Menurut data dari DEX Screener, setelah pencetakan token pertama, USR di pool likuiditas terbesar di Curve Finance mengalami penurunan drastis ke harga $0,025 dalam waktu hanya 17 menit. Meskipun kemudian sempat naik kembali ke sekitar $0,85, saat penulisan ini harga belum kembali ke patokan $1.

Peretas melakukan pencucian uang dengan lihai, pihak resmi menyebut “kolam jaminan tetap utuh” menuai kontroversi
Setelah mendapatkan USR, peretas (alamat dompet diawali 0x04A2) dengan cepat menukarkan token tersebut di berbagai DEX menjadi USDC dan USDT, lalu mengonversinya seluruhnya ke Ethereum. Data blockchain menunjukkan bahwa dompet peretas telah mengumpulkan hingga 11.409 ETH, bernilai sekitar 23,7 juta dolar AS.

Setelah kejadian terungkap, Resolv Labs mengeluarkan pernyataan di platform X, menyatakan bahwa semua fungsi protokol telah dihentikan sementara, menegaskan bahwa “kolam jaminan tetap utuh”, tidak ada aset dasar yang hilang, dan menyebut insiden ini sebagai “hanya celah mekanisme penerbitan USR”.

Kami saat ini sedang menyelidiki insiden keamanan terkait pencetakan USR tanpa izin.

Pada tahap ini:

Kolam jaminan tetap utuh. Tidak ada aset dasar yang hilang.

Masalah ini tampaknya terbatas pada mekanisme penerbitan USR.

Prioritas utama kami adalah:

1)…

— Resolv Labs (@ResolvLabs) 22 Maret 2026

Pengendalian akses yang tampaknya tidak ada
Meskipun pihak resmi berusaha meredam dampak, para ahli keamanan siber tidak percaya begitu saja. Analis data blockchain Andrew Hong menunjukkan bahwa celah serangan berasal dari akun dengan hak istimewa “SERVICE_ROLE” yang bertanggung jawab atas permintaan pertukaran. Mengagetkan, hak istimewa penting ini hanya dikendalikan oleh satu akun eksternal biasa (EOA, yaitu dompet individu), bukan oleh sistem multi-signature yang lebih aman. Lebih fatal lagi, kontrak pencetakan token juga tidak memiliki verifikasi harga dari oracle, pemeriksaan jumlah, bahkan tidak ada batas pencetakan yang ditetapkan.

Dana investasi DeFi D2 Finance juga mengidentifikasi tiga kemungkinan penyebab: manipulasi oracle secara jahat, peretasan tanda tangan off-chain, atau tidak adanya proses verifikasi jumlah saat permintaan pencetakan dan eksekusi. YieldsAndMore, yang pertama kali mengungkap insiden ini, menyayangkan bahwa protokol sebesar Resolv yang memiliki skala dana tertentu, hak pengelolaan inti justru tidak dilengkapi pengamanan dasar.
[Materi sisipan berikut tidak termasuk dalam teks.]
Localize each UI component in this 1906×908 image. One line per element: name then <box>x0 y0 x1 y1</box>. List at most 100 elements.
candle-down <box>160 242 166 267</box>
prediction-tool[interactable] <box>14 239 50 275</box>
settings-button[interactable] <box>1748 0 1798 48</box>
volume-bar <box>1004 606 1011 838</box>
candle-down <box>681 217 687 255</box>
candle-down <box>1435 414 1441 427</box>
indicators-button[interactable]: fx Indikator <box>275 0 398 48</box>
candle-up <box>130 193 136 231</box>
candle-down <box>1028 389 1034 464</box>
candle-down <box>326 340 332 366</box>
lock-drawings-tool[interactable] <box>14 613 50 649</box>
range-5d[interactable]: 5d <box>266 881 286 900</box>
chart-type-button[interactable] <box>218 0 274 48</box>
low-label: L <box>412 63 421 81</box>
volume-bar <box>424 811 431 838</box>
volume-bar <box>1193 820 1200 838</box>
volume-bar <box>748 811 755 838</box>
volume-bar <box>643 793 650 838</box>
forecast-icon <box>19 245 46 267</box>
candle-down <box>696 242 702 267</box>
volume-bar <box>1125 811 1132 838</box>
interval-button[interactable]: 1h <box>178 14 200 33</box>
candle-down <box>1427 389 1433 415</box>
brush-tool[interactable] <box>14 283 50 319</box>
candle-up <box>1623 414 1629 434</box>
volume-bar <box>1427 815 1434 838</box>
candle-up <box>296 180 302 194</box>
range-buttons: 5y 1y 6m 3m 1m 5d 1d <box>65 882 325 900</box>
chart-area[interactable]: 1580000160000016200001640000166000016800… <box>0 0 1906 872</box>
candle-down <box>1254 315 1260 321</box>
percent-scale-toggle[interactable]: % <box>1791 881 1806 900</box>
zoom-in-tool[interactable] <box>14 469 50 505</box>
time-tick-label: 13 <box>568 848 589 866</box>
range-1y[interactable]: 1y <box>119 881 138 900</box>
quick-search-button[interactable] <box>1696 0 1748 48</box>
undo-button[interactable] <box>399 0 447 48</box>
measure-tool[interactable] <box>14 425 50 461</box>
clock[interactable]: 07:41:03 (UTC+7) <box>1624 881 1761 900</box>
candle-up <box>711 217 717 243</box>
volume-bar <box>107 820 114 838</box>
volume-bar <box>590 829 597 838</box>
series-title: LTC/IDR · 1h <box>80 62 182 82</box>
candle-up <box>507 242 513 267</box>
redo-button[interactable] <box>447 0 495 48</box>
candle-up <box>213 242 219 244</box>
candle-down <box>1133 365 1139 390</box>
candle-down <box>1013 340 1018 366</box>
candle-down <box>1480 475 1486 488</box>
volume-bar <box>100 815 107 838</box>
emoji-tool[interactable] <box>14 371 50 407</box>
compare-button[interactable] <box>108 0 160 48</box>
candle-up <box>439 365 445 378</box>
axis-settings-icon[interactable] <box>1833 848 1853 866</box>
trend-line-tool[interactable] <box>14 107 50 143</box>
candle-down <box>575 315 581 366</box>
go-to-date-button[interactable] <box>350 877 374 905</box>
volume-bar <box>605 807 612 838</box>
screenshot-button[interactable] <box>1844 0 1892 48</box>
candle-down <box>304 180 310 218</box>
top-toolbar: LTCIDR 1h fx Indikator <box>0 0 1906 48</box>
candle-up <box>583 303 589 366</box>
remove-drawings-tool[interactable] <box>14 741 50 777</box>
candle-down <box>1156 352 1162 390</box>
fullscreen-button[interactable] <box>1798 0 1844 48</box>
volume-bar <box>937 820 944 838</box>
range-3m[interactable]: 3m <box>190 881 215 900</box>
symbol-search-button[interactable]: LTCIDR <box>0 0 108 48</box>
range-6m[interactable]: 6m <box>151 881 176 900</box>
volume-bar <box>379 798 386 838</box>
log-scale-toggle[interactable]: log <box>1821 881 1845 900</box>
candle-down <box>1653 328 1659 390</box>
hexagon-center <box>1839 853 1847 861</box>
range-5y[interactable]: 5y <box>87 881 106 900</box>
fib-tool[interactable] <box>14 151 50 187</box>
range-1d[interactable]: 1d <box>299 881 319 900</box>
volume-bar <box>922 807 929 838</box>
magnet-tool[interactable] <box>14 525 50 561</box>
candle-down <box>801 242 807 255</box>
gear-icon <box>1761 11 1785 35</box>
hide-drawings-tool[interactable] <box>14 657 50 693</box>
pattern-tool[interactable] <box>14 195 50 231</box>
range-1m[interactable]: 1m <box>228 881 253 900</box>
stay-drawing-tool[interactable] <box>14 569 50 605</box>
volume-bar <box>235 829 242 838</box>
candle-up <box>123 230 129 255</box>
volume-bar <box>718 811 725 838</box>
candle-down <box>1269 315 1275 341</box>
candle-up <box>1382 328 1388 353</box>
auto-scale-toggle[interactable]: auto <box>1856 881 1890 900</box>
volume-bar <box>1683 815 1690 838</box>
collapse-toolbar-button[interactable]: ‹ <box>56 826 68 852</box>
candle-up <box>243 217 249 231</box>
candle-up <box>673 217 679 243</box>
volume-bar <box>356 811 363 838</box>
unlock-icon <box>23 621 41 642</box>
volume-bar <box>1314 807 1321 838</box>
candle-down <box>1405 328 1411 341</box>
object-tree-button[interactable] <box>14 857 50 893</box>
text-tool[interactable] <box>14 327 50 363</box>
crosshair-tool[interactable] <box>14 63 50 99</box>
CEO perusahaan keamanan blockchain Cyvers, Deddy Lavid, menyatakan: “Ini adalah tempat munculnya risiko nyata stablecoin. Hanya mengandalkan audit kontrak secara berkala tidak cukup. Tanpa pemantauan real-time terhadap pencetakan dan pasokan token, saat krisis terjadi, tim akan seperti buta dan tidak mampu berbuat apa-apa.”

Bencana tak terduga! Inflasi tak kasat mata merampas aset investor, efek domino mengguncang pasar pinjaman
Meskipun Resolv secara resmi menyatakan bahwa kolam jaminan “tetap utuh” secara teknis, pernyataan ini jelas meremehkan dampak sebenarnya. Analis blockchain menunjukkan bahwa serangan ini bukan langsung “menggelembungkan” kas, melainkan menggunakan metode “inflasi pasokan” yang lebih tersembunyi. 80 juta token baru yang muncul secara tiba-tiba secara cepat mengencerkan nilai sirkulasi yang ada, sementara penjualan besar-besaran oleh peretas menguras likuiditas dari pool. Ini berarti bahwa investor yang memegang USR saat kejadian, nilai asetnya langsung tergerus secara brutal.

Badai ini juga menyebar ke pasar pinjaman DeFi lainnya. Karena USR dan token turunannya diakui sebagai jaminan oleh banyak platform pinjaman (seperti Morpho, Gauntlet), para spekulan memanfaatkan peluang ini dengan membeli USR dengan harga murah, lalu menggunakannya di platform pinjaman. Dengan sistem yang menganggap 1 USR = 1 dolar AS secara kaku, mereka meminjamkan USDC secara besar-besaran. Operasi “mengambil untung tanpa modal” ini secara langsung menguras likuiditas dari dana pinjaman.

Dulu mendapatkan puluhan juta dana dan 14 audit top, kini jatuh dari puncak
Sebenarnya, sebelum serangan peretas, skala dana protokol Resolv sudah mulai menyusut. Nilai pasar USR dari puncaknya sekitar 400 juta dolar AS pada awal Februari, kemudian merosot menjadi sekitar 100 juta dolar sebelum kejadian.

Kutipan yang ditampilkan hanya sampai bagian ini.